Un huis clos à fleur de peau : Qui a peur de Virginia Woolf ?

Photo: Samuel Rubio

La critique nous avait tant manqué ! À l’occasion de la réouverture des théâtres, nous nous sommes empressé·e·s d’assister à la première de Qui a peur de Virginia Woolf ? co-produit par le Théâtre du Poche en vieille-ville. Il ne vous reste déjà plus que quelques jours pour découvrir ce classique qui clôture leur saison ce dimanche 25 avril. La réouverture des salles aura permis d’offrir un clap de fin riche et intense à l’équipe qui n’attendait qu’une chose : que le spectacle ait lieu ! Sans vous spoiler, la pièce nous plonge dans un huis clos intense, intemporel et auquel on s’identifie inévitablement, sur fond d’excès d’alcool.

C’est fou, l’idée de répéter, répéter, pour ne pas savoir quand on pourra jouer. Il faut faire preuve de patience, de motivation, de résilience… Un pari qui nous parait réussi, car l’équipe de Qui a peur de Virginia Woolf ? d’Edward Albee, mis en scène par Anne Bisang et co-produit par le Poche, a transmis des émotions très inhabituelles lors de la représentation. Car après 270 jours de fermeture et d’impossibilité de se produire devant un public, leur aisance et leur énergie ont eu un effet tout particulier sur nos esprits en manque de théâtre.

Il est arrivé, ce lundi 19 avril, où la salle affichait complet (du moins, les jauges de capacité) et où l’atmosphère présentait un mélange d’émotion, d’excitation et de chaleur. Les quatre acteur·trice·s, Valeria Bertolotto, Angèle Colas, Jean-Louis Johannides et Guillaume Miramond se révèlent au fil de la pièce dans tous leurs états alors que l’alcool coule à flot. Imaginez deux couples de générations différentes, enfermés, où les tensions montent, les déchirures et les failles apparaissent et se marquent alors qu’ils deviennent de plus en plus ivres. Les corps et les coeurs s’affrontent et se mélangent, et leur sort est inévitablement chaotique.

La force de cette adaptation d’Anne Bisang tient dans les détails. Tout a été pensé dans la mise en scène pour nous faire vivre cette fête qui vire au règlement de comptes comme si nous y étions. Le décor tout d’abord, d’une richesse et d’un réalisme impressionnant, avec lequel les acteur·rice·s jouent avec brio nous permet de nous immerger dans le contexte dès les premières secondes. La musique et les effets de lumière ensuite, qui réhaussent admirablement les temps forts de la pièce. Le jeu des comédien·ne·s enfin, criant de justesse, qui sublime les dialogues aussi drôles qu’incisifs d’Edward Albee.

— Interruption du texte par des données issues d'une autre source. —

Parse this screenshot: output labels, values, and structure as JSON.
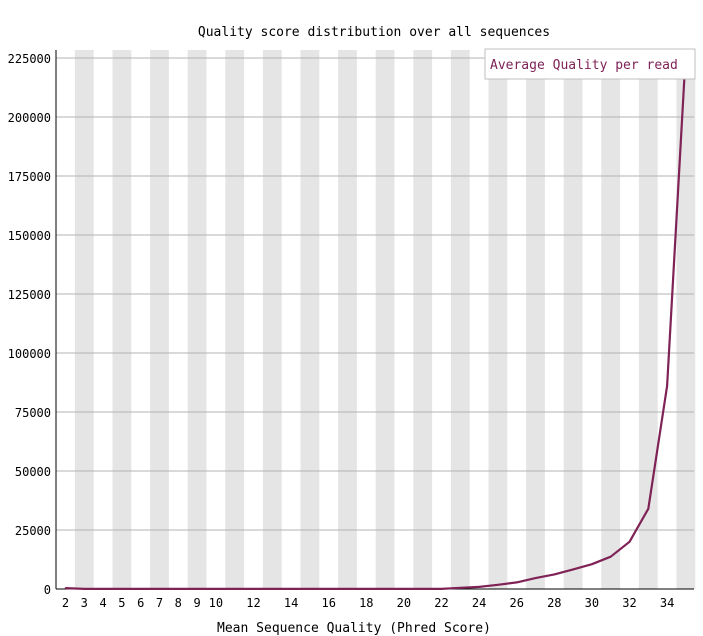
{
  "chart_data": {
    "type": "line",
    "title": "Quality score distribution over all sequences",
    "xlabel": "Mean Sequence Quality (Phred Score)",
    "ylabel": "",
    "legend": {
      "placement": "top-right",
      "entries": [
        "Average Quality per read"
      ]
    },
    "grid": {
      "horizontal": true,
      "alternating_vertical_bands": true
    },
    "xlim": [
      2,
      35
    ],
    "ylim": [
      0,
      225000
    ],
    "x_tick_labels": [
      "2",
      "3",
      "4",
      "5",
      "6",
      "7",
      "8",
      "9",
      "10",
      "12",
      "14",
      "16",
      "18",
      "20",
      "22",
      "24",
      "26",
      "28",
      "30",
      "32",
      "34"
    ],
    "y_ticks": [
      0,
      25000,
      50000,
      75000,
      100000,
      125000,
      150000,
      175000,
      200000,
      225000
    ],
    "series": [
      {
        "name": "Average Quality per read",
        "color": "#7f2256",
        "x": [
          2,
          3,
          4,
          5,
          6,
          7,
          8,
          9,
          10,
          11,
          12,
          13,
          14,
          15,
          16,
          17,
          18,
          19,
          20,
          21,
          22,
          23,
          24,
          25,
          26,
          27,
          28,
          29,
          30,
          31,
          32,
          33,
          34,
          35
        ],
        "values": [
          400,
          50,
          50,
          50,
          50,
          50,
          50,
          50,
          50,
          50,
          50,
          50,
          50,
          50,
          50,
          50,
          50,
          50,
          50,
          50,
          50,
          500,
          900,
          1800,
          2800,
          4600,
          6200,
          8300,
          10500,
          13700,
          20000,
          34000,
          86000,
          228000
        ]
      }
    ]
  }
}
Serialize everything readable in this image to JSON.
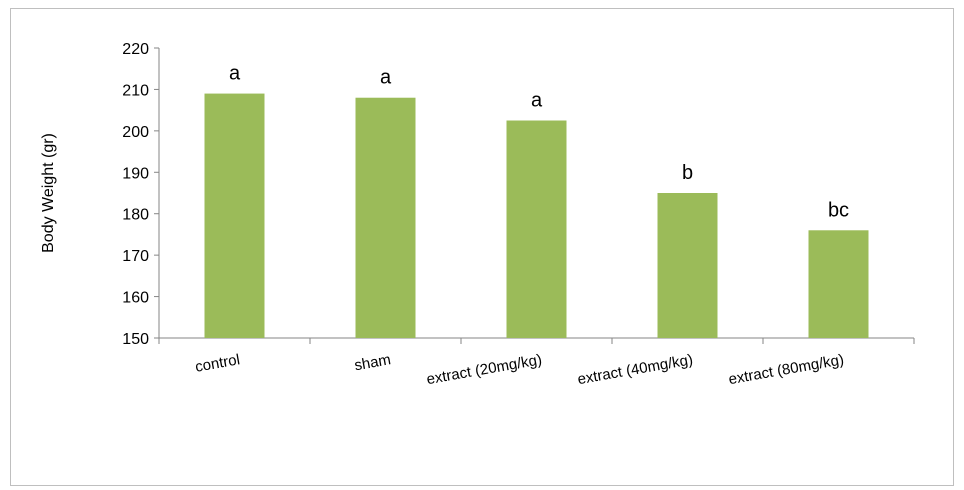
{
  "chart_data": {
    "type": "bar",
    "title": "",
    "xlabel": "",
    "ylabel": "Body Weight (gr)",
    "ylim": [
      150,
      220
    ],
    "yticks": [
      150,
      160,
      170,
      180,
      190,
      200,
      210,
      220
    ],
    "categories": [
      "control",
      "sham",
      "extract (20mg/kg)",
      "extract (40mg/kg)",
      "extract (80mg/kg)"
    ],
    "values": [
      209,
      208,
      202.5,
      185,
      176
    ],
    "bar_labels": [
      "a",
      "a",
      "a",
      "b",
      "bc"
    ],
    "bar_color": "#9bbb59",
    "grid": false,
    "legend": "none"
  }
}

Cette alchimie entre les acteur·rice·s associée à la qualité de la mise en scène ne nous laisse aucun répit. Nous voilà embarqué·e·s dans une aventure émotionnelle d’une heure quarante où l’on oscille entre éclats de rire et moments d’intense tension. À mesure que, sur scène, les verres se vident et les cigarettes se consument, la catharsis agit. Tandis que la tension monte crescendo et que l’on se dirige inexorablement vers un dénouement que l’on espère libérateur, nous sommes nécessairement amené·e·s à nous interroger sur nos propres réactions et relations. Nous sortons du théâtre comme Georges, Martha, Nick et Honey terminent la pièce, émotionnellement éprouvé·e·s, mais, dans notre cas, pour notre plus grand bonheur.

Qui a peur de Virginia Woolf ? version Anne Bisang est tout simplement exquis, tant par l’aspect hilarant des dialogues que par la vérité des scènes auxquelles on s’identifie, parfois à contrecœur. Dans cette salle étriquée, on pénètre l’intimité des personnages, perçant un décor contemporain parsemé de quelques notes vintage. C’est à la fois moderne et intemporel ! Décidément un retour à la culture aussi mémorable qu’agréable.